Support for families with children with a rare degenerative metabolic disease

Background 

Juvenile NCL (JNCL, NCL type 3, Batten disease) is a degenerative metabolic disease. JNCL causes children to lose their vision at primary school age. At that moment often learning and behavioral problems exist as well and increase as the disease progresses. Children with JNCL have an average life expectancy of no more than 23 years. The disease and accompanying behavioral problems and emotions have a significant impact on the child with JNCL and their family's (quality of) life. There is a need for adequate support of children and parents with respect to these problems.
 

Objectives 

The objective of the project is to provide better care and support for families with a child with JNCL. The project consists of two parts. Study 1 focuses on developing a support module, consisting of treatment and support advice specific to the behavioral problems associated with JNCL. This will combine the knowledge from the previous datamining study (ZonMW 2020 project number 8450061 06) with the knowledge of parents and professionals. Study 2 will evaluate the support module and implement it with necessary improvements in the structural care of Bartiméus and Visio.
 

Research Design 

• Study 1: Information will be collected using the Delphi method, a qualitative research design. In a Delphi study, a group of experts is asked to provide information and a group opinion on a specific theme. After each input round, a summary of the opinions is given. This process is stopped when consensus is reached. Questionnaires will be used to obtain information from the participants. 
• Study 2: Information will be collected through qualitative case studies. In-depth interviews with parents of a child with JNCL will map their experience with the support module. Open questions about the elements of the support module will explore if and how this support module contributes to the experienced support. The module will then be adjusted based on the findings of this research.
   

Target Group 

Families with a child with JNCL receiving care and support from professionals at Bartiméus and Visio. The research involves both parents of children with JNCL and professionals (medical doctors, social workers, itinerant teachers, clinical psychologists, paramedics).
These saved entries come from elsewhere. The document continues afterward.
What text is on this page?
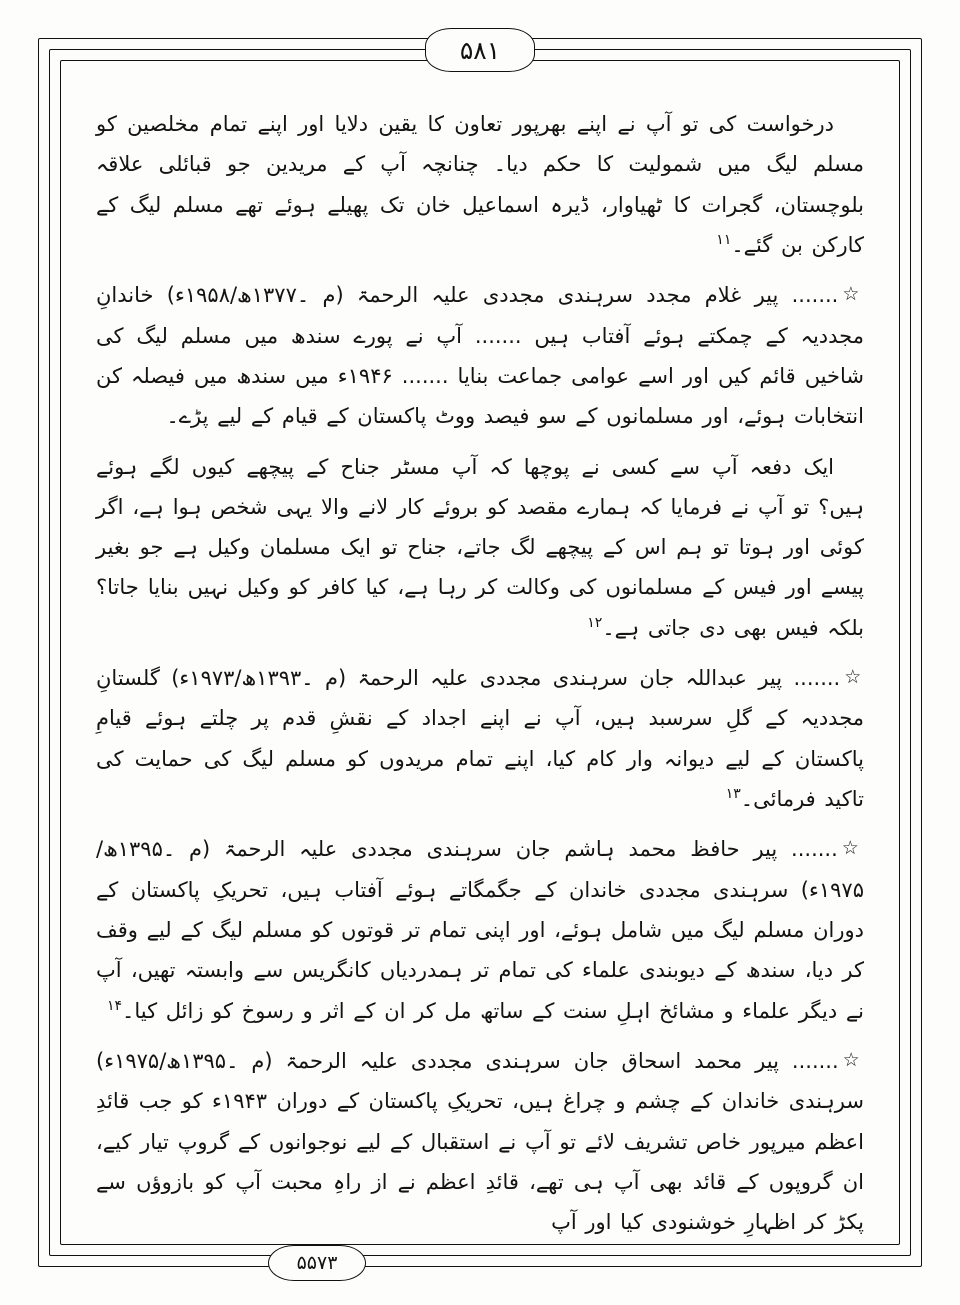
۵۸۱

درخواست کی تو آپ نے اپنے بھرپور تعاون کا یقین دلایا اور اپنے تمام مخلصین کو مسلم لیگ میں شمولیت کا حکم دیا۔ چنانچہ آپ کے مریدین جو قبائلی علاقہ بلوچستان، گجرات کا ٹھیاوار، ڈیرہ اسماعیل خان تک پھیلے ہوئے تھے مسلم لیگ کے کارکن بن گئے۔$^{۱۱}$

☆....... پیر غلام مجدد سرہندی مجددی علیہ الرحمۃ (م ۔۱۳۷۷ھ/۱۹۵۸ء) خاندانِ مجددیہ کے چمکتے ہوئے آفتاب ہیں ....... آپ نے پورے سندھ میں مسلم لیگ کی شاخیں قائم کیں اور اسے عوامی جماعت بنایا ....... ۱۹۴۶ء میں سندھ میں فیصلہ کن انتخابات ہوئے، اور مسلمانوں کے سو فیصد ووٹ پاکستان کے قیام کے لیے پڑے۔

ایک دفعہ آپ سے کسی نے پوچھا کہ آپ مسٹر جناح کے پیچھے کیوں لگے ہوئے ہیں؟ تو آپ نے فرمایا کہ ہمارے مقصد کو بروئے کار لانے والا یہی شخص ہوا ہے، اگر کوئی اور ہوتا تو ہم اس کے پیچھے لگ جاتے، جناح تو ایک مسلمان وکیل ہے جو بغیر پیسے اور فیس کے مسلمانوں کی وکالت کر رہا ہے، کیا کافر کو وکیل نہیں بنایا جاتا؟ بلکہ فیس بھی دی جاتی ہے۔$^{۱۲}$

☆....... پیر عبداللہ جان سرہندی مجددی علیہ الرحمۃ (م ۔۱۳۹۳ھ/۱۹۷۳ء) گلستانِ مجددیہ کے گلِ سرسبد ہیں، آپ نے اپنے اجداد کے نقشِ قدم پر چلتے ہوئے قیامِ پاکستان کے لیے دیوانہ وار کام کیا، اپنے تمام مریدوں کو مسلم لیگ کی حمایت کی تاکید فرمائی۔$^{۱۳}$

☆....... پیر حافظ محمد ہاشم جان سرہندی مجددی علیہ الرحمۃ (م ۔۱۳۹۵ھ/۱۹۷۵ء) سرہندی مجددی خاندان کے جگمگاتے ہوئے آفتاب ہیں، تحریکِ پاکستان کے دوران مسلم لیگ میں شامل ہوئے، اور اپنی تمام تر قوتوں کو مسلم لیگ کے لیے وقف کر دیا، سندھ کے دیوبندی علماء کی تمام تر ہمدردیاں کانگریس سے وابستہ تھیں، آپ نے دیگر علماء و مشائخ اہلِ سنت کے ساتھ مل کر ان کے اثر و رسوخ کو زائل کیا۔$^{۱۴}$

☆....... پیر محمد اسحاق جان سرہندی مجددی علیہ الرحمۃ (م ۔۱۳۹۵ھ/۱۹۷۵ء) سرہندی خاندان کے چشم و چراغ ہیں، تحریکِ پاکستان کے دوران ۱۹۴۳ء کو جب قائدِ اعظم میرپور خاص تشریف لائے تو آپ نے استقبال کے لیے نوجوانوں کے گروپ تیار کیے، ان گروپوں کے قائد بھی آپ ہی تھے، قائدِ اعظم نے از راہِ محبت آپ کو بازوؤں سے پکڑ کر اظہارِ خوشنودی کیا اور آپ

۵۵۷۳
Exclusion criteria: Children with a severe condition unrelated to the JNCL diagnosis and/or a family member with a severe illness or demanding mental health issues for the family.

Results

Based on the knowledge from the previous datamining research and the expertise of parents and JNCL experts from the Delphi study, a checklist has been developed as part of the support module for emotions and behavior. This checklist focuses on providing practical advice for supporting emotions and behavior in a child with JNCL, including which tools are suitable and what treatment options are available. In addition, advice is given on supporting parents, including psychological and emotional support, assistance in dealing with their child, practical support, and how to adapt to the stage of the disease and the parents' process. The checklist also addresses the support for siblings of children with JNCL. 
 

Parents in the study express a need for knowledge about the disease and a psycho-education program. This psycho-education is an important integral component of the support these families require. The pilot of the case study provides advice on the practical implementation of the support module.
 

Discussion

In this research a checklist is developed for families with JNCL. This checklist can be used as a blueprint for guiding families of children with a degenerative disease. It is recommended to apply this blueprint in the development of other parts of the JNCL support module, such as a psycho-education program.